The UAW protested before and during the annual NAIAS Charity Preview, in hopes to changing GM's opinion about the plant closures.

The United Auto Workers has succeeded in reversing plant closing decisions in the past and union leaders believe they can pressure General Motors Co. into reversing its decision to close factories in the United States and Canada.

Frank Stuglin, a member of the UAW’s executive board from the region in which GM plans to shutter two plants, said in an interview Friday night during a union rally outside the “Red Carpet” Charity Preview for the North American International Auto Show in Detroit, the union has succeeded in the past in reversing plant-closing decisions by GM and Chrysler.

“We kept open the plants in Orion Township, Michigan, and in Sterling Heights, Michigan, when they were supposed to close,” said Stuglin, referring to the plants the UAW succeeded in protecting even after they were ordered shut during the 2008-09 recession.

The union certainly could do it again in the case of the Detroit Hamtramck or Warren plants in his region or the plant in Lordstown, Ohio, or Baltimore, Maryland, Stuglin said.

(Union, activists plan GM protest during NAIAS Charity Preview. Click Here for the story.)

“GM is making millions of dollars,” said Stuglin. “They should stop chasing a nickel around the world,” he added as he addressed the crowd of about 500 people gathered outside Cobo Center for a brief rally and march to the doors of the auto show.

The crowd included union representatives from Lordstown and from Oshawa, Ontario, where the Canadian union is fighting to block the shutdown of one of two Canadian assembly plants. “We signed a contract in 2016 in which they promised to keep the plant open until 2020,” said Tony Leah, who came down for the rally with contingent from Toronto.

“GM won’t listen to moral arguments or to reason.

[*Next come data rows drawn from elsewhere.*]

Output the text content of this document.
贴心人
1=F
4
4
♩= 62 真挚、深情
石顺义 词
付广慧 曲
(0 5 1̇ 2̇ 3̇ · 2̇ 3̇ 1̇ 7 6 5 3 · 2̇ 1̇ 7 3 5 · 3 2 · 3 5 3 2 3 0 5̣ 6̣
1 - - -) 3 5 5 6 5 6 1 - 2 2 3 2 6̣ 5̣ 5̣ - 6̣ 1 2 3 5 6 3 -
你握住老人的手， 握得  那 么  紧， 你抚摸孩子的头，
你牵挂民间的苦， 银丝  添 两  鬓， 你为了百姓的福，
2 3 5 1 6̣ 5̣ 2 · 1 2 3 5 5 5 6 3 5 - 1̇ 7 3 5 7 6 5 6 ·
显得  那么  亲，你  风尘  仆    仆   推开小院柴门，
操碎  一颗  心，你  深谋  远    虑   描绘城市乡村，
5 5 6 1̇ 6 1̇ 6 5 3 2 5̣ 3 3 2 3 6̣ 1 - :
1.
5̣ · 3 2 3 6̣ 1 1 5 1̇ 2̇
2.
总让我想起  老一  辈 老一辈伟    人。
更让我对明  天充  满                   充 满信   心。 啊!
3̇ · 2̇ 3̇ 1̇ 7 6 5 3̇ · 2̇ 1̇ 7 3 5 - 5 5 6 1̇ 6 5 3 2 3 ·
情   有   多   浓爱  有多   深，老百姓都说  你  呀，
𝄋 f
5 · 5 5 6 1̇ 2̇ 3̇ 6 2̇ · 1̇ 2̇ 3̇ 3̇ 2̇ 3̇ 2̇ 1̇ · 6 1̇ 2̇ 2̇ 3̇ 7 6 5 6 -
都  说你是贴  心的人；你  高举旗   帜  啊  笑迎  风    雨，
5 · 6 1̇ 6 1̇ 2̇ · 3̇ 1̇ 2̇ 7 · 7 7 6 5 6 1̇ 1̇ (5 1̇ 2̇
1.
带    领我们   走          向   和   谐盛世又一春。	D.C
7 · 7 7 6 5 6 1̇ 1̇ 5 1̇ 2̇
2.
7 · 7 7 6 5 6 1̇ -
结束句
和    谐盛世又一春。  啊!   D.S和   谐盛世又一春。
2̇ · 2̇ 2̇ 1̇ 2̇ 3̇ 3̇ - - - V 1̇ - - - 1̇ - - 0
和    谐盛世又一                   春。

But I don’t think they’ll listen if the know they’re in for the fight of their life,” said Chuck Browning, another member of the UAW’s executive board from Michigan

Rich Rankin, another member of the UAW executive board from Ohio, said General Motors is ignoring the impact that the shutdown will have on families of workers, who are being asked to move away from their homes to work in plants hundreds of miles away. “GM is putting profits before people,” Rankin said. “We know we’re in a war.”

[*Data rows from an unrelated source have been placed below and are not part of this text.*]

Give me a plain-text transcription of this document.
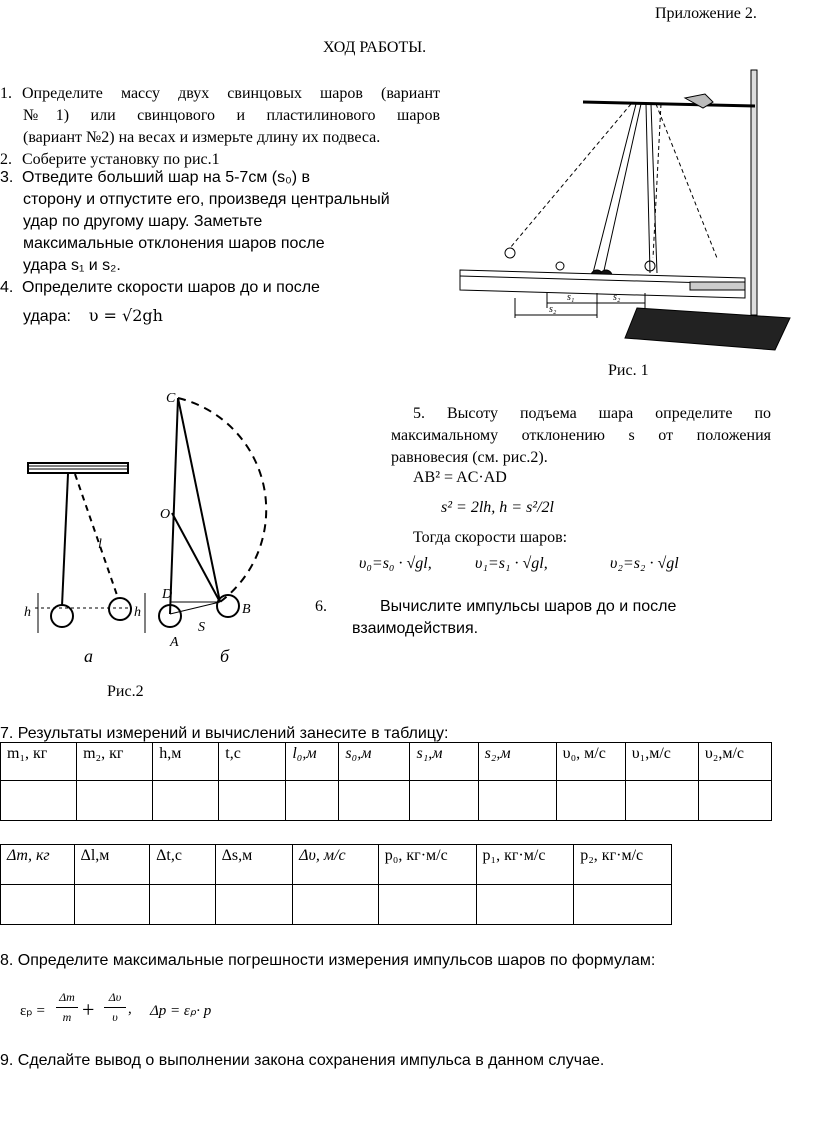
Приложение 2.
ХОД РАБОТЫ.
1. Определите массу двух свинцовых шаров (вариант
№1) или свинцового и пластилинового шаров
(вариант №2) на весах и измерьте длину их подвеса.
2. Соберите установку по рис.1
3. Отведите больший шар на 5-7см (s₀) в
сторону и отпустите его, произведя центральный
удар по другому шару. Заметьте
максимальные отклонения шаров после
удара s₁ и s₂.
4. Определите скорости шаров до и после
удара: υ = √2gh
s₁	s₂
s₂
Рис. 1
C
O
D
A
B
S
l
h	h
а	б
Рис.2
5. Высоту подъема шара определите по
максимальному отклонению s от положения
равновесия (см. рис.2).
AB² = AC·AD
s² = 2lh, h = s²/2l
Тогда скорости шаров:
υ₀=s₀ · √gl,	υ₁=s₁ · √gl,	υ₂=s₂ · √gl
6.	Вычислите импульсы шаров до и после
взаимодействия.
7. Результаты измерений и вычислений занесите в таблицу:
m₁, кг	m₂, кг	h,м	t,c	l₀,м	s₀,м	s₁,м	s₂,м	υ₀, м/с	υ₁,м/с	υ₂,м/с

Δm, кг	Δl,м	Δt,c	Δs,м	Δυ, м/с	p₀, кг·м/с	p₁, кг·м/с	p₂, кг·м/с

8. Определите максимальные погрешности измерения импульсов шаров по формулам:
εₚ =
Δm
m +	Δυ
υ , Δp = εₚ· p
9. Сделайте вывод о выполнении закона сохранения импульса в данном случае.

Dave Parnell, a member of UAW Local 22 from the soon to close Detroit-Hamtramck plant, said people from his plant are already being transferred up to Flint to a GM Truck plant. “We also have people who have gone to Spring Hill, Tennessee,” he added.

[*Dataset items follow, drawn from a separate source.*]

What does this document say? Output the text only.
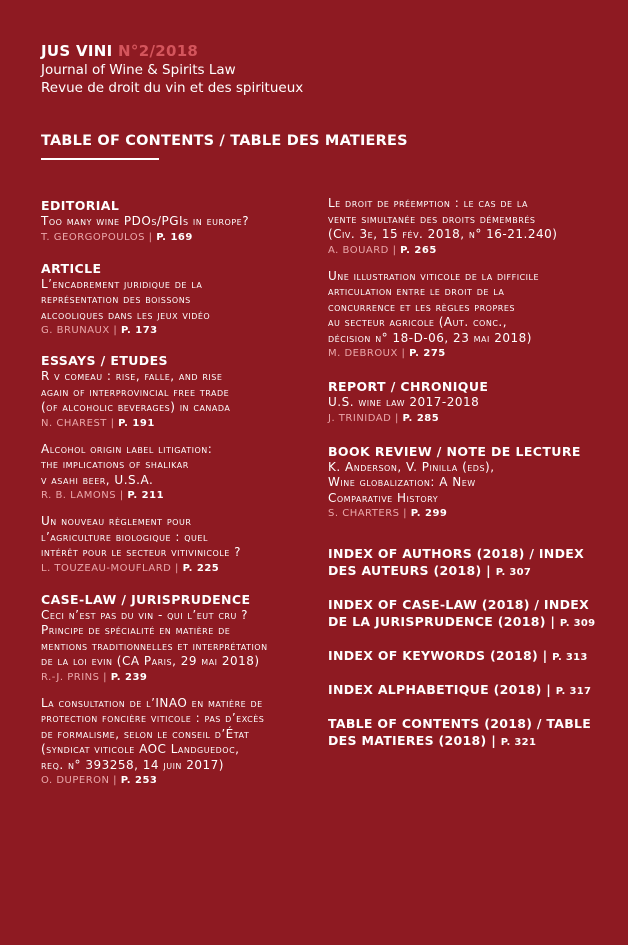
JUS VINI N°2/2018
Journal of Wine & Spirits Law
Revue de droit du vin et des spiritueux
TABLE OF CONTENTS / TABLE DES MATIERES
EDITORIAL
Too many wine PDOs/PGIs in europe?
T. GEORGOPOULOS | P. 169
ARTICLE
L’encadrement juridique de la
représentation des boissons
alcooliques dans les jeux vidéo
G. BRUNAUX | P. 173
ESSAYS / ETUDES
R v comeau : rise, falle, and rise
again of interprovincial free trade
(of alcoholic beverages) in canada
N. CHAREST | P. 191
Alcohol origin label litigation:
the implications of shalikar
v asahi beer, U.S.A.
R. B. LAMONS | P. 211
Un nouveau règlement pour
l’agriculture biologique : quel
intérêt pour le secteur vitivinicole ?
L. TOUZEAU-MOUFLARD | P. 225
CASE-LAW / JURISPRUDENCE
Ceci n’est pas du vin - qui l’eut cru ?
Principe de spécialité en matière de
mentions traditionnelles et interprétation
de la loi evin (CA Paris, 29 mai 2018)
R.-J. PRINS | P. 239
La consultation de l’INAO en matière de
protection foncière viticole : pas d’excès
de formalisme, selon le conseil d’État
(syndicat viticole AOC Landguedoc,
req. n° 393258, 14 juin 2017)
O. DUPERON | P. 253
Le droit de préemption : le cas de la
vente simultanée des droits démembrés
(Civ. 3e, 15 fév. 2018, n° 16-21.240)
A. BOUARD | P. 265
Une illustration viticole de la difficile
articulation entre le droit de la
concurrence et les règles propres
au secteur agricole (Aut. conc.,
décision n° 18-D-06, 23 mai 2018)
M. DEBROUX | P. 275
REPORT / CHRONIQUE
U.S. wine law 2017-2018
J. TRINIDAD | P. 285
BOOK REVIEW / NOTE DE LECTURE
K. Anderson, V. Pinilla (eds),
Wine globalization: A New
Comparative History
S. CHARTERS | P. 299
INDEX OF AUTHORS (2018) / INDEX
DES AUTEURS (2018) | P. 307
INDEX OF CASE-LAW (2018) / INDEX
DE LA JURISPRUDENCE (2018) | P. 309
INDEX OF KEYWORDS (2018) | P. 313
INDEX ALPHABETIQUE (2018) | P. 317
TABLE OF CONTENTS (2018) / TABLE
DES MATIERES (2018) | P. 321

Dave Green, president of UAW Local 1112 in Lordstown, Ohio, said shutting down a plant such Lordstown has a tremendous impact on the local community even if all the union members are placed in other GM plants. The shutdown of Lordstown will also eliminate thousands of jobs across the state of Ohio, said Green, who said the best way to block GM’s decision is organize a boycott of any vehicle that GM imports.

(Click Here for more about GM expecting bigger profits, more transformation in 2019.)

Every job at GM supports eight different jobs in the local community, UAW officials said.

“We don’t want a handout. We want to keep working,” said Green.

Union members have already gathered pledges of support from political figures, including Michigan Gov. Gretchen Whitmer and from Michigan Lt. Gov. Garlin Gilchrist and Rep. Rashida Talib (D-Mich.), who addressed the crowd outside Cobo Center.

During the demonstration, union members were joined by members of the Detroit Coalition for a Green New Deal, which is also pressing to use the plants for products that would cut down on the release of greenhouse gases and slow climate change.

The coalition is specifically calling for public hearings on the fate of the Detroit-Hamtramck or Poletown plant, which was erected in the 1980s after the City of Detroit used eminent domain to clear away hundreds of homes and businesses to create site for the plant. Part of the site also belong to Dodge Main. Suglin noted the Warren Transmission plant also has a storied history, having served as a defense plant.

“GM must honor its labor contracts and its legal and moral commitments to the places in which it has done business,” said organizers of the coalition, which includes community groups from throughout the Detroit area.

(To see more about Mary Barra’s radical reshaping of General Motors, Click Here.)

John Neal, a city councilor from Oshawa and retired GM workers, who participated in the demonstration outside the auto show, said plants closing has a devastating impact on any community. “GM is big part of our budget. But we’re also worried about what happens to all the property they own,” Neal said.